Communicator of the Month: Kious Kelly — Courageous Caregiver

Original artwork depicting Kious Kelly who was a Courageous Caregiver during the COVID-19 pandemic

Our Communicator of the Month series showcases individuals whose voices have made a lasting impact on our country. In 2022, we recognize 11 of humanity’s heroes who helped — oftentimes unknowingly — identify, treat, teach others and spread awareness about COVID-19.

“He served with love. If you needed care, you would get it. He ran toward the oncoming enemy determined to bring survivors back with him. That’s who he was.” — Mayra Sherron, Kious Kelly’s sister

September 28, 1971 — March 24, 2020

An assistant nurse manager at Mount Sinai West hospital in Manhattan, Kious Kelly is believed to be the first nurse in New York City to die from COVID-19. He was 48 years old. His death incited a national outcry for safer working conditions for health care workers on the frontlines of a worldwide pandemic who were becoming infected with the coronavirus due to significant shortages of personal protective equipment (PPE).

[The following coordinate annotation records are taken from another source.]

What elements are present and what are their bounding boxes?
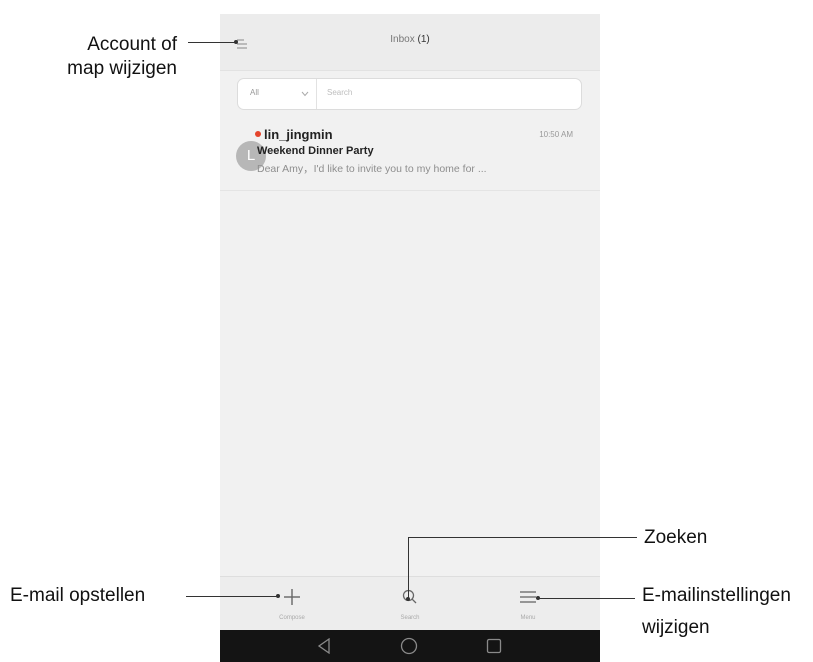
mail-preview: Dear Amy，I'd like to invite you to my ho…: [257, 163, 487, 175]
search-input[interactable]: Search: [327, 88, 352, 97]
callout-settings-dot: [536, 596, 540, 600]
mail-subject: Weekend Dinner Party: [257, 145, 374, 157]
callout-account-dot: [234, 40, 238, 44]
compose-label: Compose: [279, 615, 305, 621]
callout-search-line: [408, 537, 637, 538]
compose-button[interactable]: Compose: [252, 577, 332, 631]
callout-account-line1: Account of: [87, 34, 177, 55]
search-bar: All Search: [237, 78, 582, 110]
page-title: Inbox (1): [220, 34, 600, 45]
callout-compose-line: [186, 596, 278, 597]
callout-account-line: [188, 42, 236, 43]
callout-search-vline: [408, 537, 409, 599]
folder-filter-select[interactable]: All: [250, 88, 259, 97]
plus-icon: [284, 589, 300, 605]
chevron-down-icon[interactable]: [301, 91, 309, 97]
phone-screen: Inbox (1) All Search L lin_jingmin 10:50…: [220, 14, 600, 662]
home-icon[interactable]: [400, 637, 418, 655]
unread-count: (1): [417, 34, 430, 45]
callout-settings-line: [538, 598, 635, 599]
search-icon: [402, 589, 417, 604]
callout-account-line2: map wijzigen: [67, 58, 177, 79]
callout-settings-label: E-mailinstellingen wijzigen: [642, 584, 791, 640]
back-icon[interactable]: [317, 638, 331, 654]
callout-search-dot: [406, 597, 410, 601]
unread-dot: [255, 131, 261, 137]
search-button[interactable]: Search: [370, 577, 450, 631]
callout-settings-line1: E-mailinstellingen: [642, 585, 791, 606]
menu-button[interactable]: Menu: [488, 577, 568, 631]
mail-time: 10:50 AM: [539, 130, 573, 139]
system-nav-bar: [220, 630, 600, 662]
search-divider: [316, 79, 317, 109]
menu-label: Menu: [520, 615, 536, 621]
recent-apps-icon[interactable]: [486, 638, 502, 654]
mail-sender: lin_jingmin: [264, 127, 333, 142]
title-text: Inbox: [390, 34, 415, 45]
app-header: Inbox (1): [220, 14, 600, 71]
list-item[interactable]: L lin_jingmin 10:50 AM Weekend Dinner Pa…: [220, 120, 600, 191]
callout-search-label: Zoeken: [644, 527, 708, 548]
callout-compose-dot: [276, 594, 280, 598]
callout-account-label: Account of map wijzigen: [67, 33, 177, 81]
hamburger-icon: [520, 591, 536, 603]
search-label: Search: [400, 615, 420, 621]
callout-compose-label: E-mail opstellen: [10, 585, 146, 606]
bottom-toolbar: Compose Search Menu: [220, 576, 600, 631]
callout-settings-line2: wijzigen: [642, 617, 710, 638]
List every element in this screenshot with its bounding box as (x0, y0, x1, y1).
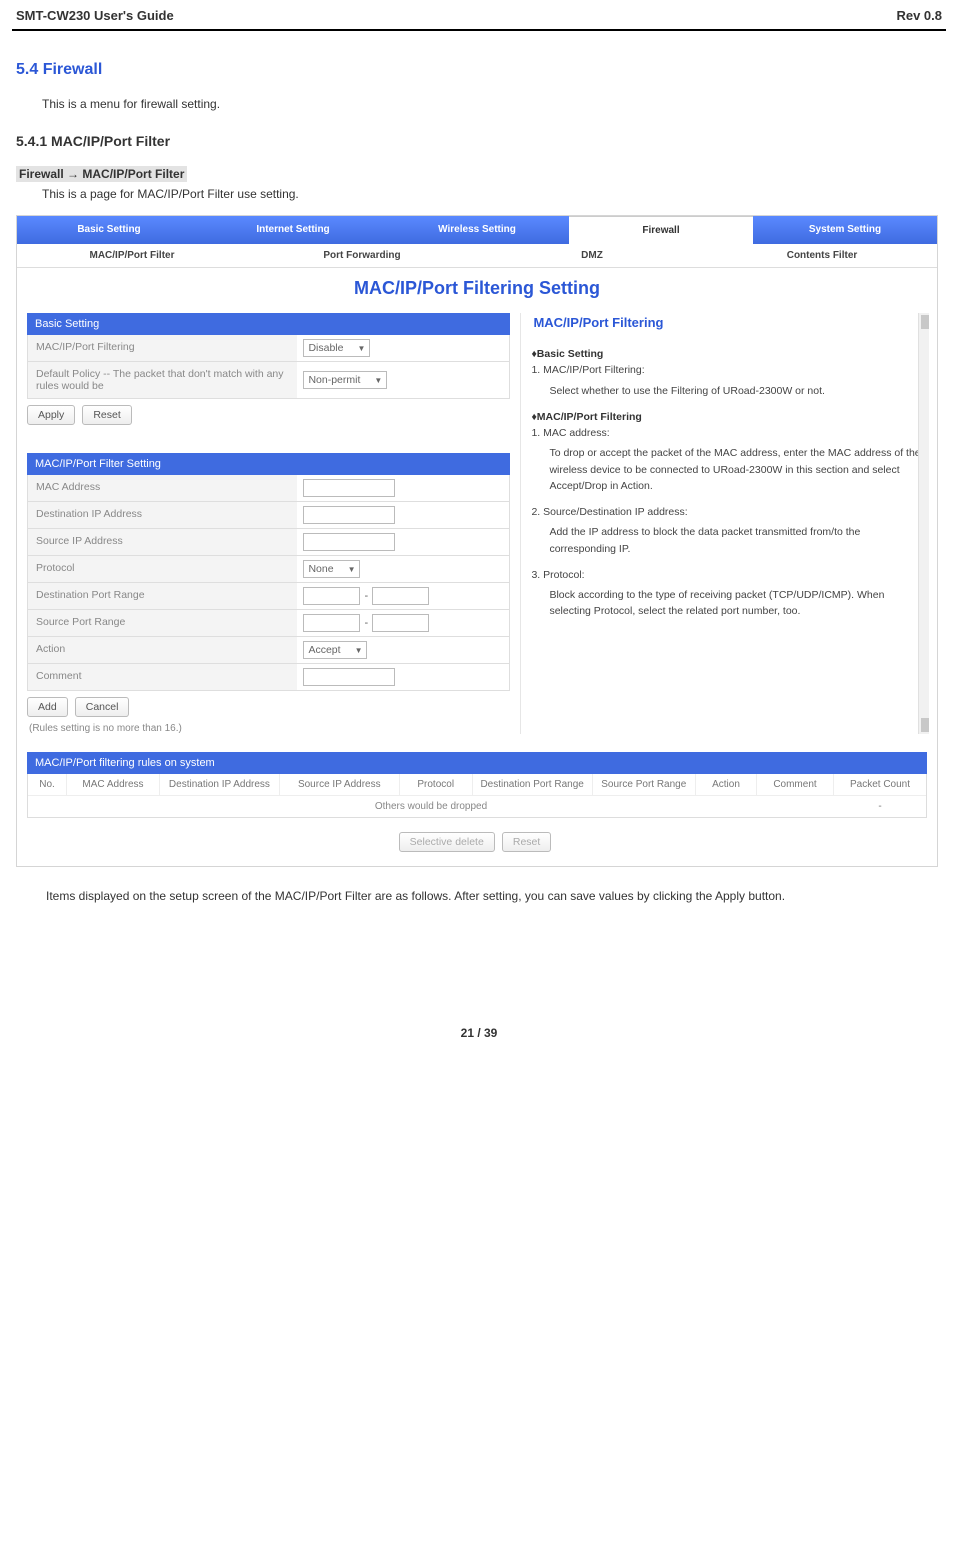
select-default-policy[interactable]: Non-permit (303, 371, 387, 389)
select-filtering[interactable]: Disable (303, 339, 370, 357)
col-mac: MAC Address (67, 774, 160, 795)
rules-reset-button[interactable]: Reset (502, 832, 551, 852)
help-filter-heading: ♦MAC/IP/Port Filtering (531, 411, 641, 423)
input-comment[interactable] (303, 668, 395, 686)
help-basic-heading: ♦Basic Setting (531, 348, 603, 360)
col-packet-count: Packet Count (834, 774, 926, 795)
tab-basic-setting[interactable]: Basic Setting (17, 216, 201, 244)
label-mac-address: MAC Address (28, 475, 297, 501)
section-intro: This is a menu for firewall setting. (42, 97, 946, 111)
select-action[interactable]: Accept (303, 641, 367, 659)
subtab-contents-filter[interactable]: Contents Filter (707, 244, 937, 267)
label-comment: Comment (28, 664, 297, 690)
col-dest-port-range: Destination Port Range (473, 774, 593, 795)
doc-header-right: Rev 0.8 (896, 8, 942, 23)
col-source-port-range: Source Port Range (593, 774, 696, 795)
help-title: MAC/IP/Port Filtering (533, 315, 927, 330)
page-footer: 21 / 39 (12, 1026, 946, 1056)
subtab-dmz[interactable]: DMZ (477, 244, 707, 267)
packet-count-dash: - (834, 795, 926, 817)
primary-tabs: Basic Setting Internet Setting Wireless … (17, 216, 937, 244)
rules-table-head-row: No. MAC Address Destination IP Address S… (28, 774, 926, 795)
input-mac-address[interactable] (303, 479, 395, 497)
help-column: MAC/IP/Port Filtering ♦Basic Setting 1. … (520, 313, 927, 734)
help-filter-3-label: 3. Protocol: (531, 569, 584, 581)
rules-table-empty-row: Others would be dropped - (28, 795, 926, 817)
select-protocol[interactable]: None (303, 560, 360, 578)
col-action: Action (696, 774, 757, 795)
breadcrumb-arrow-icon: → (67, 167, 82, 181)
subtab-port-forwarding[interactable]: Port Forwarding (247, 244, 477, 267)
input-dest-port-to[interactable] (372, 587, 429, 605)
input-dest-port-from[interactable] (303, 587, 360, 605)
router-ui-screenshot: Basic Setting Internet Setting Wireless … (16, 215, 938, 867)
doc-header: SMT-CW230 User's Guide Rev 0.8 (12, 8, 946, 23)
help-filter-2-body: Add the IP address to block the data pac… (549, 524, 927, 557)
breadcrumb-part-b: MAC/IP/Port Filter (82, 167, 184, 181)
section-heading: 5.4 Firewall (16, 61, 946, 79)
input-source-port-to[interactable] (372, 614, 429, 632)
label-dest-ip: Destination IP Address (28, 502, 297, 528)
tab-internet-setting[interactable]: Internet Setting (201, 216, 385, 244)
subsection-intro: This is a page for MAC/IP/Port Filter us… (42, 187, 946, 201)
col-comment: Comment (757, 774, 834, 795)
scrollbar[interactable] (918, 313, 929, 734)
input-source-port-from[interactable] (303, 614, 360, 632)
tab-wireless-setting[interactable]: Wireless Setting (385, 216, 569, 244)
help-filter-1-body: To drop or accept the packet of the MAC … (549, 445, 927, 494)
settings-column: Basic Setting MAC/IP/Port Filtering Disa… (27, 313, 510, 734)
help-filter-3-body: Block according to the type of receiving… (549, 587, 927, 620)
tab-system-setting[interactable]: System Setting (753, 216, 937, 244)
reset-button[interactable]: Reset (82, 405, 131, 425)
rules-limit-note: (Rules setting is no more than 16.) (29, 723, 510, 734)
apply-button[interactable]: Apply (27, 405, 75, 425)
label-filtering: MAC/IP/Port Filtering (28, 335, 297, 361)
doc-header-left: SMT-CW230 User's Guide (16, 8, 174, 23)
label-action: Action (28, 637, 297, 663)
help-filter-1-label: 1. MAC address: (531, 427, 609, 439)
follow-up-text: Items displayed on the setup screen of t… (46, 887, 912, 906)
secondary-tabs: MAC/IP/Port Filter Port Forwarding DMZ C… (17, 244, 937, 268)
label-default-policy: Default Policy -- The packet that don't … (28, 362, 297, 398)
scroll-down-icon[interactable] (921, 718, 929, 732)
help-basic-1-label: 1. MAC/IP/Port Filtering: (531, 364, 644, 376)
breadcrumb-part-a: Firewall (19, 167, 64, 181)
subsection-heading: 5.4.1 MAC/IP/Port Filter (16, 133, 946, 149)
basic-setting-header: Basic Setting (27, 313, 510, 335)
col-no: No. (28, 774, 67, 795)
col-source-ip: Source IP Address (280, 774, 400, 795)
page-title: MAC/IP/Port Filtering Setting (17, 268, 937, 313)
rules-table: No. MAC Address Destination IP Address S… (27, 774, 927, 818)
breadcrumb: Firewall → MAC/IP/Port Filter (16, 167, 946, 181)
scroll-up-icon[interactable] (921, 315, 929, 329)
cancel-button[interactable]: Cancel (75, 697, 130, 717)
label-source-ip: Source IP Address (28, 529, 297, 555)
input-source-ip[interactable] (303, 533, 395, 551)
col-dest-ip: Destination IP Address (160, 774, 280, 795)
label-source-port-range: Source Port Range (28, 610, 297, 636)
input-dest-ip[interactable] (303, 506, 395, 524)
selective-delete-button[interactable]: Selective delete (399, 832, 495, 852)
col-protocol: Protocol (400, 774, 473, 795)
rules-table-header: MAC/IP/Port filtering rules on system (27, 752, 927, 774)
header-rule (12, 29, 946, 31)
label-dest-port-range: Destination Port Range (28, 583, 297, 609)
help-filter-2-label: 2. Source/Destination IP address: (531, 506, 687, 518)
tab-firewall[interactable]: Firewall (569, 216, 753, 244)
label-protocol: Protocol (28, 556, 297, 582)
add-button[interactable]: Add (27, 697, 68, 717)
help-basic-1-body: Select whether to use the Filtering of U… (549, 383, 927, 399)
others-dropped-text: Others would be dropped (28, 795, 834, 817)
filter-setting-header: MAC/IP/Port Filter Setting (27, 453, 510, 475)
subtab-mac-ip-port-filter[interactable]: MAC/IP/Port Filter (17, 244, 247, 267)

New York hospitals experienced some of the worst shortages in the United States. At Mount Sinai itself, hospital staff posted photos on social media of nurses wearing trash bags as protective gear and reported reusing N-95 masks for multiple shifts. Reports like these became overwhelmingly prevalent across the country in the weeks and months that followed. Kelly’s death was one of the first tragedies to signal alarm about the dangers frontline workers were facing as they responded to the COVID-19 pandemic.

With an aptitude for both art and science, Kelly was offered an engineering scholarship as well as a dance scholarship to go to college. He decided to pursue his passion, accepting a scholarship from Butler University to study performing arts and dance. After graduating in 1993, Kelly moved to New York and performed with professional dance companies until his late 30s.

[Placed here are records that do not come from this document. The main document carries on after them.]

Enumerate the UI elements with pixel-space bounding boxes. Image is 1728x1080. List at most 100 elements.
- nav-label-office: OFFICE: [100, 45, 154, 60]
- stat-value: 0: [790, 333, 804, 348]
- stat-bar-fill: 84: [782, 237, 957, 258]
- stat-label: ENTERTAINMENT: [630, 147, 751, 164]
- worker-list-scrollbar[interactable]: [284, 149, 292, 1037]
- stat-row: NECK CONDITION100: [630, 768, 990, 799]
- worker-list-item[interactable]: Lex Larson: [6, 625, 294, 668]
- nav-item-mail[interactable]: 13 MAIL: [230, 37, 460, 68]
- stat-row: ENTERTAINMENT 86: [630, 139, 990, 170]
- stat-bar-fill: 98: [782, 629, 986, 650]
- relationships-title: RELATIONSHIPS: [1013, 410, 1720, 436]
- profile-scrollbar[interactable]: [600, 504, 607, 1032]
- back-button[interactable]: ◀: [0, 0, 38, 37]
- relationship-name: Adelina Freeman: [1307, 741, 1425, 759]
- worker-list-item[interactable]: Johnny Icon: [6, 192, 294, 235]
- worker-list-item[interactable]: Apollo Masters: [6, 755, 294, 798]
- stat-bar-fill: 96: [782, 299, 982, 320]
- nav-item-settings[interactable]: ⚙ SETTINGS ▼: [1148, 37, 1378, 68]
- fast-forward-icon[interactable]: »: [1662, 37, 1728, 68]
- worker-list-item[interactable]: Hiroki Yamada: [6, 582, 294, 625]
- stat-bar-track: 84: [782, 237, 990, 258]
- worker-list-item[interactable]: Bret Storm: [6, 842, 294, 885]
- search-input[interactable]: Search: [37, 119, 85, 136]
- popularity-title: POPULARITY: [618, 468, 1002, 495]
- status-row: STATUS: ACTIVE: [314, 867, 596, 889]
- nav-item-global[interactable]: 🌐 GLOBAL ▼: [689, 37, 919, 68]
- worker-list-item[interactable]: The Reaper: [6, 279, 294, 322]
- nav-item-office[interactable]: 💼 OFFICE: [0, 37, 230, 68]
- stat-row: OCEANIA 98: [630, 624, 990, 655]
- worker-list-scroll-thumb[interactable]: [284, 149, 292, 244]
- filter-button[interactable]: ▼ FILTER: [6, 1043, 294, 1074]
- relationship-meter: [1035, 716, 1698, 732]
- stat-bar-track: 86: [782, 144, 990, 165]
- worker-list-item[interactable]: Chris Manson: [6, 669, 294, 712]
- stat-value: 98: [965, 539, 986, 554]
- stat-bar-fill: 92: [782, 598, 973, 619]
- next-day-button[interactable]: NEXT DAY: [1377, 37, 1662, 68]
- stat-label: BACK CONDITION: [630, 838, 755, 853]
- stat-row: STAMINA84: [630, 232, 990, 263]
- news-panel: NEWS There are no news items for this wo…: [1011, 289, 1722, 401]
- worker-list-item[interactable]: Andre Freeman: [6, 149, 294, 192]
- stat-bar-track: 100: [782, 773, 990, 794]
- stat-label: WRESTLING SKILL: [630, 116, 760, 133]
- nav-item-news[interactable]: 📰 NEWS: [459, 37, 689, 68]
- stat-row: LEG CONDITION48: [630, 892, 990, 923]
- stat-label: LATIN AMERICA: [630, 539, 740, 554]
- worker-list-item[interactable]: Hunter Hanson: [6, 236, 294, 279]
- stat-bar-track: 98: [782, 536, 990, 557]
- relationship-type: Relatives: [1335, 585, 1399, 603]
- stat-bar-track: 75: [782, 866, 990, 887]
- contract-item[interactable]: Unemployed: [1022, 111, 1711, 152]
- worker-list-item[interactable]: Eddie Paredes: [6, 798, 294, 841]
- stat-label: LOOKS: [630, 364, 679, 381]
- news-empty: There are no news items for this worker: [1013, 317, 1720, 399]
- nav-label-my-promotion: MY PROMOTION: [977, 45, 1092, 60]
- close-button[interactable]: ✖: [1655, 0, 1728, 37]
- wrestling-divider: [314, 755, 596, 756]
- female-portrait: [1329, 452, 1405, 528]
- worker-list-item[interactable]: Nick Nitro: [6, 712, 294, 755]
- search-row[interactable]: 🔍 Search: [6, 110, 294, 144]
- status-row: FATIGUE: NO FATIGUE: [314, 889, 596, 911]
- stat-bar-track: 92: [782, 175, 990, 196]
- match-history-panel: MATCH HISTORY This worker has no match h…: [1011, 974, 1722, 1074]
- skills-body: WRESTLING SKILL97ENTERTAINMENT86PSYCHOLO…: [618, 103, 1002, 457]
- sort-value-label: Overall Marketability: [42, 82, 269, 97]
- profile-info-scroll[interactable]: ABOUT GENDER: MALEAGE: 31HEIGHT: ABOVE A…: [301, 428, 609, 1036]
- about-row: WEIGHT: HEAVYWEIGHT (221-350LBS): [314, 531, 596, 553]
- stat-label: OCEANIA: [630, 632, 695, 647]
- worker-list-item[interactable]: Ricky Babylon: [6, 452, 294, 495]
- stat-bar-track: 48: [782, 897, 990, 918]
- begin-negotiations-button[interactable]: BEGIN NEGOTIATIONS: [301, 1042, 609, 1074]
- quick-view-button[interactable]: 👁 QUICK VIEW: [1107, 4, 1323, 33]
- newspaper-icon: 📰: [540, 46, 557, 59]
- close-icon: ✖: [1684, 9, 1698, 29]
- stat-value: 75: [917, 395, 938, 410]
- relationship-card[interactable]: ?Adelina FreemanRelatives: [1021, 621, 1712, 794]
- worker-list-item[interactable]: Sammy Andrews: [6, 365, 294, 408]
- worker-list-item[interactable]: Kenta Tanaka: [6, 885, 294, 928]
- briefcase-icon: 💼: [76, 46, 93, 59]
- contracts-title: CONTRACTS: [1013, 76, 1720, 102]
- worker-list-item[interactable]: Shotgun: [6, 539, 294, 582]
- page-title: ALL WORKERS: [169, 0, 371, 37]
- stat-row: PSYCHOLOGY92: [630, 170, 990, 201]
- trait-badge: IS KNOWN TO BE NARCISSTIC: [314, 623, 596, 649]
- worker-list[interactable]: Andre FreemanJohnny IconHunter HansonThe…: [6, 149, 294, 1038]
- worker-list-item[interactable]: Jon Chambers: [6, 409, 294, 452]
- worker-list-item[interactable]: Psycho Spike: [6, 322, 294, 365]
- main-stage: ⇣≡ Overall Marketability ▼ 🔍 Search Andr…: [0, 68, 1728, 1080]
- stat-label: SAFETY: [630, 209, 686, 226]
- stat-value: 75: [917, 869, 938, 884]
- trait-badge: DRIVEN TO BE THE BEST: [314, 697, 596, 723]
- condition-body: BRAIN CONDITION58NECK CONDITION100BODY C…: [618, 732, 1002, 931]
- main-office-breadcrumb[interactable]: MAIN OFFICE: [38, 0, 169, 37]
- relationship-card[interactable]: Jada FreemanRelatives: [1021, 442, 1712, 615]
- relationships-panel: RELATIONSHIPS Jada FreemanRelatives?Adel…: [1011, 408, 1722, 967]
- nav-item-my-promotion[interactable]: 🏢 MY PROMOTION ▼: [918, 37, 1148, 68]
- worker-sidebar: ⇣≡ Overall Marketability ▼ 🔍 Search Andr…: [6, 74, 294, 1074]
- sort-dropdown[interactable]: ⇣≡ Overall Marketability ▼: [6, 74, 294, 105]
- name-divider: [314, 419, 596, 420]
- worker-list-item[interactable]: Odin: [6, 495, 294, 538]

When it was time to embark on his next career, Kelly chose to go to nursing school. According to his sister, Mayra Sherron, nursing appealed to Kelly because he wanted to help people. This sentiment is reflected in the stories shared by Kelly’s patients and coworkers at Mount Sinai West hospital, where he worked after graduating from nursing school in 2012 until the time of his death.

Stories of Kelly’s kindness include giving his coat to a patient who was homeless so they would not be cold after being discharged from the hospital and going to a nearby drugstore to buy batteries for a patient’s hearing aids.

Since her brother’s death, Sherron — along with many colleagues at Mount Sinai West — has been outspoken on social media and in the press about the PPE shortages that led to thousands of COVID-19 infections among health care workers in 2020. Her brother was among the first to become infected, and while she could not save his life, Sherron continued to fight for the lives of other dedicated frontline workers like him. Her advocacy helped garner attention from policymakers and journalists, and it contributed to PPE shortages becoming a major topic of national conversation.